Smoking may worsen COVID-19 severity

01 Apr 2020 byTristan Manalac
Smoking may worsen COVID-19 severity

Smoking appears to contribute to a more severe COVID-19*, leading to more adverse outcomes and negative disease progression, according to a recent systematic review.

“[W]e conducted a systematic review of studies on COVID-19 that included information on patients’ smoking status to evaluate the association between smoking and COVID-19 outcomes, including the severity of the disease, the need for mechanical ventilation, the need for intensive care unit (ICU) hospitalization and death,” said researchers.

Accessing the databases of PubMed and Science Direct, the team retrieved five eligible studies. All were conducted in China and were either retrospective or prospective in design. Sample sizes ranged from 41 to 1,099 COVID-19 patients. All studies had been conducted during the first 2 months of the pandemic. [Tob Induc Dis 2020;18:20]

In the largest study (n=1,099), COVID-19 was largely nonsevere, mirroring currently known trends of the disease presentation. Among the 173 patients who suffered from severe symptoms, 16.9 percent were current smokers and 5.2 percent were former smokers.

In patients who needed mechanical ventilation, were admitted to the intensive care or died, more than a quarter were currently smoking, while 7.6 percent were formerly hooked on the habit.

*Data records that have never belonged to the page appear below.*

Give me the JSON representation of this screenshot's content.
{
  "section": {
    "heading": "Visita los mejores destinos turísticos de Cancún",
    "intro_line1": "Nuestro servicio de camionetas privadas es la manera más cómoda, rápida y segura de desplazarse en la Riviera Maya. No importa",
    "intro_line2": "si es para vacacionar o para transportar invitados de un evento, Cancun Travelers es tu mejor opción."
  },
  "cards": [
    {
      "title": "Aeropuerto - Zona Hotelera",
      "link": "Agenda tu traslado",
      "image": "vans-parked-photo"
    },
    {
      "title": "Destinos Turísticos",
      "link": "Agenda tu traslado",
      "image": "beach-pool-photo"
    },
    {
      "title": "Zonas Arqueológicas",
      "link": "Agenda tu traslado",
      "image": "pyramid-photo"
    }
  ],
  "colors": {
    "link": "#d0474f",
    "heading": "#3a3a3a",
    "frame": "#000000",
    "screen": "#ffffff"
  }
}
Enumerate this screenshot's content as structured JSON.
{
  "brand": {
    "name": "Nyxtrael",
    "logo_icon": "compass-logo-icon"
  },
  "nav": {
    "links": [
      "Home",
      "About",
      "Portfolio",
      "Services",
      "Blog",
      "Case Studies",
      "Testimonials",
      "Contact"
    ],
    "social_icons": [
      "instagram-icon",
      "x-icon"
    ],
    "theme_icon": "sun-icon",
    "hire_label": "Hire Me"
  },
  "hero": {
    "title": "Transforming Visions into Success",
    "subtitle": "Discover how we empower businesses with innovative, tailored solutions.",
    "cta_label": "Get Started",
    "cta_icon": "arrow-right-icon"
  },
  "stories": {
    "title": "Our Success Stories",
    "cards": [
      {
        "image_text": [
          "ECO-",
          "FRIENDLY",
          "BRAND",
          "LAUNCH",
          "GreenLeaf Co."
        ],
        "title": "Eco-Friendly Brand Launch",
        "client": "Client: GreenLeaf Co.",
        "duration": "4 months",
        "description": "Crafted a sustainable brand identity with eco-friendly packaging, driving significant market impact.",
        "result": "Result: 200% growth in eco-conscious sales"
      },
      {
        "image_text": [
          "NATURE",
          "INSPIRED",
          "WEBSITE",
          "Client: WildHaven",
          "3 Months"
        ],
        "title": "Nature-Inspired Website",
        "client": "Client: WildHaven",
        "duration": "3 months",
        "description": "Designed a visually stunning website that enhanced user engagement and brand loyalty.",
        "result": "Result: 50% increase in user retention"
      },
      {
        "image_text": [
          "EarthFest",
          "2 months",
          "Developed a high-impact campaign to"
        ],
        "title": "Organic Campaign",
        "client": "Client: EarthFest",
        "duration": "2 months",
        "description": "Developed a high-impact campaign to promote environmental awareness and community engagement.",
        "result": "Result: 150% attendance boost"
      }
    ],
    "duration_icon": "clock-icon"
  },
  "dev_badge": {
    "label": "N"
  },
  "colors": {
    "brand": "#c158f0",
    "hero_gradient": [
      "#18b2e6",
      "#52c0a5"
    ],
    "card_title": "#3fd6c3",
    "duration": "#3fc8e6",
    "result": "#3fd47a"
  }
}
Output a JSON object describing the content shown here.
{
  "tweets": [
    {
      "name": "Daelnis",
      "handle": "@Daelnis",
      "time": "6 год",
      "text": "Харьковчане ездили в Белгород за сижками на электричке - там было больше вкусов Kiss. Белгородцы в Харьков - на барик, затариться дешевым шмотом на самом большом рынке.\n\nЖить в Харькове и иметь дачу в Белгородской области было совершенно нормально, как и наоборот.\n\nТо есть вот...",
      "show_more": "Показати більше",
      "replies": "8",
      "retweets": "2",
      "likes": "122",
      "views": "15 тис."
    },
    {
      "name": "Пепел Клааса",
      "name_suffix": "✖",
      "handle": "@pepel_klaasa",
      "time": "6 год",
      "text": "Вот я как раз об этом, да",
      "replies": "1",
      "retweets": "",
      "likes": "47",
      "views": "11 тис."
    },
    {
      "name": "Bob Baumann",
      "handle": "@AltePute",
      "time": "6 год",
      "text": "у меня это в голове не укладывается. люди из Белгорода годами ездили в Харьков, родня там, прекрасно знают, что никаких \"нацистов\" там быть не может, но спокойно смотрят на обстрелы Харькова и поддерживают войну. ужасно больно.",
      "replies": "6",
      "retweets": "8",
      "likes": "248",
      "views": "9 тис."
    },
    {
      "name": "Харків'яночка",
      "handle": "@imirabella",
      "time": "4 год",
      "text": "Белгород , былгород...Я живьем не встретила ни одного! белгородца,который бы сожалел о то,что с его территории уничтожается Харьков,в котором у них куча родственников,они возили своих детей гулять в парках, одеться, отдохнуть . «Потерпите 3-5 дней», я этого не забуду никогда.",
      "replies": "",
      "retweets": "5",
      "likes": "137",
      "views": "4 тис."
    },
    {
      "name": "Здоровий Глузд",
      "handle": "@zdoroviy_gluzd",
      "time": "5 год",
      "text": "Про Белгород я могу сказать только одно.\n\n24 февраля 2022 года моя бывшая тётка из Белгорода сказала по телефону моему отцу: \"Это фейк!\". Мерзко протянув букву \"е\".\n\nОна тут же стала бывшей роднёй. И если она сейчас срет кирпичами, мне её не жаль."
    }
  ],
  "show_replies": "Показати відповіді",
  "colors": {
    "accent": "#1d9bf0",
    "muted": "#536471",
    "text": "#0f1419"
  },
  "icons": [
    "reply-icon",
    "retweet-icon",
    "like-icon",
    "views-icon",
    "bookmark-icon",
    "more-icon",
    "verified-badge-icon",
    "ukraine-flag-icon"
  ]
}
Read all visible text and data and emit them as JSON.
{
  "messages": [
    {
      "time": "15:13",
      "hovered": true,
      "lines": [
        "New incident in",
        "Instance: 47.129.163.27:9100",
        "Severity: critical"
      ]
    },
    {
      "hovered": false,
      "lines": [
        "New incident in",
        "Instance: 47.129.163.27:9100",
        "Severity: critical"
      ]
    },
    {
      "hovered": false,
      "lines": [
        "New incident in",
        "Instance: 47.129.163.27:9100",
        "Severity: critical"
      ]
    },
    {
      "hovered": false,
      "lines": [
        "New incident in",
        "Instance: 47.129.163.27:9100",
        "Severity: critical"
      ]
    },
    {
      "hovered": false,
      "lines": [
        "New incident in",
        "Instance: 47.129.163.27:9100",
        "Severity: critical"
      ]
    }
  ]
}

In contrast, 11.8 percent and 1.3 percent of the nonsevere subgroup were current and former smokers, respectively. Corresponding rates of smoking status were 11.8 percent and 1.6 percent in patients with less adverse outcomes. This study did not present statistical analyses.

In a smaller study (n=78), smoking was significantly more common among patients who had worse COVID-19 outcomes than in those who improved or stabilized (27.3 percent vs 3.0 percent; p=0.018). This was supported by multivariable logistic regression analysis, which identified smoking history as a significant risk factor (odds ratio, 14.28, 95 percent confidence interval, 1.58–25.00; p=0.018).

This, however, was not reflected in the three remaining studies, which showed that smoking, whether current or past, was generally associated with only a nominal increase in the likelihood of worse COVID-19, without achieving statistical significance.

“COVID-19 is a coronavirus outbreak that initially appeared in Wuhan, Hubei Province, China, in December 2019, but it has already evolved into a pandemic spreading rapidly worldwide,” the researcher said. However, as the situation continues to evolve, data regarding clinical characteristics and prognostic factors remain limited. [New Engl J Med 2020;doi:10.1056/NEJMoa2001316]

Smoking is of special interest, given its proven detrimental effects on lung health and respiratory diseases and on the immune system. [Tob Induc Dis 2019;17:72; Tob Induc Dis 2016;14:35]

“Although further research is warranted as the weight of the evidence increases, with the limited available data, and although the above results are unadjusted for other factors that may impact disease progression, smoking is most likely associated with the negative progression and adverse outcomes of COVID-19,” the researchers said.